There are exoteric swordplay films, ones which make an attempt to include the layman in the heady martial world, and there are esoteric ones that makes no apology for their convoluted storylines. Chor Yuen’s wildly entangled version of Chin Yung’s ‘Heaven Sword And Dragon Sabre’ sits in the latter category and wears its absurdities proudly on its sleeve.
Chang Wu Ji is a young orphan whose parents committed suicide after severe pressure from a few insidious clans within the martial world. Added to this woe is the child’s terminal wound, a progressively debilitating strike called the ‘Freezing Palm’ that has no known cure. His current guardian leaves Chang with the famed Dr. Wu in the hope that continued treatment will stop the inevitable cumulative effect of the fearsome blow. Unfortunately, despite a decade of intensive care, Chang’s ailment remains and he decides to dedicate the remainder of his life to finding those who were responsible for his parents’ demise. As he starts his journey, Chang encounters a series of figures from the various rival clans who are warring for supremacy in the martial world and involves himself in the numerous conflicts he witnesses. Soon the young avenger is joining the trail for the ‘Heaven Sword’, a blade supposedly protected by a golden-haired warrior who Chang once studied under.

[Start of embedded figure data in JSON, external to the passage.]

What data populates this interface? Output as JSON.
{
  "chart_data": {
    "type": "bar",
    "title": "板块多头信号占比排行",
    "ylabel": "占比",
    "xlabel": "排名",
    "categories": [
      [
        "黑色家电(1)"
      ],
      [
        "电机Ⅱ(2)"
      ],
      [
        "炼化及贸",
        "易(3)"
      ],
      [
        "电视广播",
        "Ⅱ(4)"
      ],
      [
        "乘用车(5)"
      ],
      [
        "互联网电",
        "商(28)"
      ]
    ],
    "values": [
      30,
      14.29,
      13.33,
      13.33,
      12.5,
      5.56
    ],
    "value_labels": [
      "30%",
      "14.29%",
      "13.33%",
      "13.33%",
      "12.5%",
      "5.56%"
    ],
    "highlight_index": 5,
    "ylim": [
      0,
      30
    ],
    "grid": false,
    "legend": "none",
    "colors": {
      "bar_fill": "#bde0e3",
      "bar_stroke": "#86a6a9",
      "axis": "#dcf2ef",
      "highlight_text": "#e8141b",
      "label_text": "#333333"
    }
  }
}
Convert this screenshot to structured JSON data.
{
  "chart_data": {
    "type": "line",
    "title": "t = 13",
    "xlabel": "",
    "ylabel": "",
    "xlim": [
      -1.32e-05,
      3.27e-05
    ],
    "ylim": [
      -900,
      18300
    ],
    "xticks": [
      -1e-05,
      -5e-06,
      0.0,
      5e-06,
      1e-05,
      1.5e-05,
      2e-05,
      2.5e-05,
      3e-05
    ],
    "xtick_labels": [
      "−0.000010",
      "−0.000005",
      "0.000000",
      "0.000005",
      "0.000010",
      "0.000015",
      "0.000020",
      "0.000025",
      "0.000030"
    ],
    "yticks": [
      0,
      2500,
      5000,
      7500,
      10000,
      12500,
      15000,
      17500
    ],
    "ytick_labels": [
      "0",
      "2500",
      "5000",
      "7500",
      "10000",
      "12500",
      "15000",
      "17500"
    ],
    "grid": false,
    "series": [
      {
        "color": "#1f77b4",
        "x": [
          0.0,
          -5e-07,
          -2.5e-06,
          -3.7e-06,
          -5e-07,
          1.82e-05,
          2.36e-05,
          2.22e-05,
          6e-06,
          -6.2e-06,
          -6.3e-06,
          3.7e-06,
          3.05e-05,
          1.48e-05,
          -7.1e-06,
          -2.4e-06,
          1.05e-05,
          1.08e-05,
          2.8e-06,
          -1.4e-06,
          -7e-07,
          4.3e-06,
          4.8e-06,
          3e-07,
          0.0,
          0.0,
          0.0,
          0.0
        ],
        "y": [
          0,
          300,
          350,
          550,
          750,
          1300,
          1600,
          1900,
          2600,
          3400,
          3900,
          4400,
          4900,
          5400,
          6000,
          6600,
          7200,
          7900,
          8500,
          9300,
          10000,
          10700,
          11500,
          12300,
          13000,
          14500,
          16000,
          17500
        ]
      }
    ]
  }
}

To devote any more time to the synopsis is futile as ‘Heaven Sword And Dragon Sabre’ is the kind of bewildering concoction that cannot be fully detailed in a simple review. With a legion of characters and sub-plots, this is a swordplay film that was designed to test the concentration of the genre cognoscenti while leaving any newcomers in a state of mental turmoil. It’s very much the kind of production where we regularly see two characters deep in conversation when a third leaps into the scene and an extended bout of swordsmanship ensues. Alternatively there are numerous scenes of cackling clan leaders bickering over whose special move is the scariest – extend either idea over 100 minutes and it’s easy to see how uninvolving the production becomes.
It may descend into an inaccessible martial arts soap opera, but if nothing else it starts promisingly. Skipping past a lengthy, though necessary, voice over that explains the context of our story, ‘Heaven Sword And Dragon Sabre’ opens with a classic genre conceit; a vengeance-seeking hero whose skills do not match his obsessions. The narrative also gives the hero the further handicap of having to contend with a terminal illness due to an earlier injury, a technique that makes his later triumph all the more enjoyable. These early scenes are enjoyable as Chang Wu Ji wanders into the vast martial world and tries to discover which of the people he meets is friend and which is foe – thanks to the appealing Derek Yee, the viewer shares the hero’s voyage of discovery. Unfortunately, due to the inherent difficulty of trying to condense an epic work of fiction into two 100 minute features, it isn’t long before the viewer is deluged with information and background detail.
‘Heaven Sword And Dragon Sabre’ produces moments of interest and displays Chor Yuen’s visual flair, an asset to nearly every film he has lensed. Nevertheless, it is difficult for these isolated incidents to amount to anything more than just minimal interest. The director has taken complicated source material and distilled it into something arresting before, but here he finds too many sub-plots to balance and too many characters to accommodate. That his work is infinitely more watchable than Wong Jing’s take on the same material, ‘Kung-Fu Cult Hero’, is feint praise as this lacks the hook that is needed to keep the viewer on board through all of the plot machinations. The closing few minutes feature a brief over-view of the direct sequel, but sitting through another 100 minutes of similar complexities is never going to be that enticing.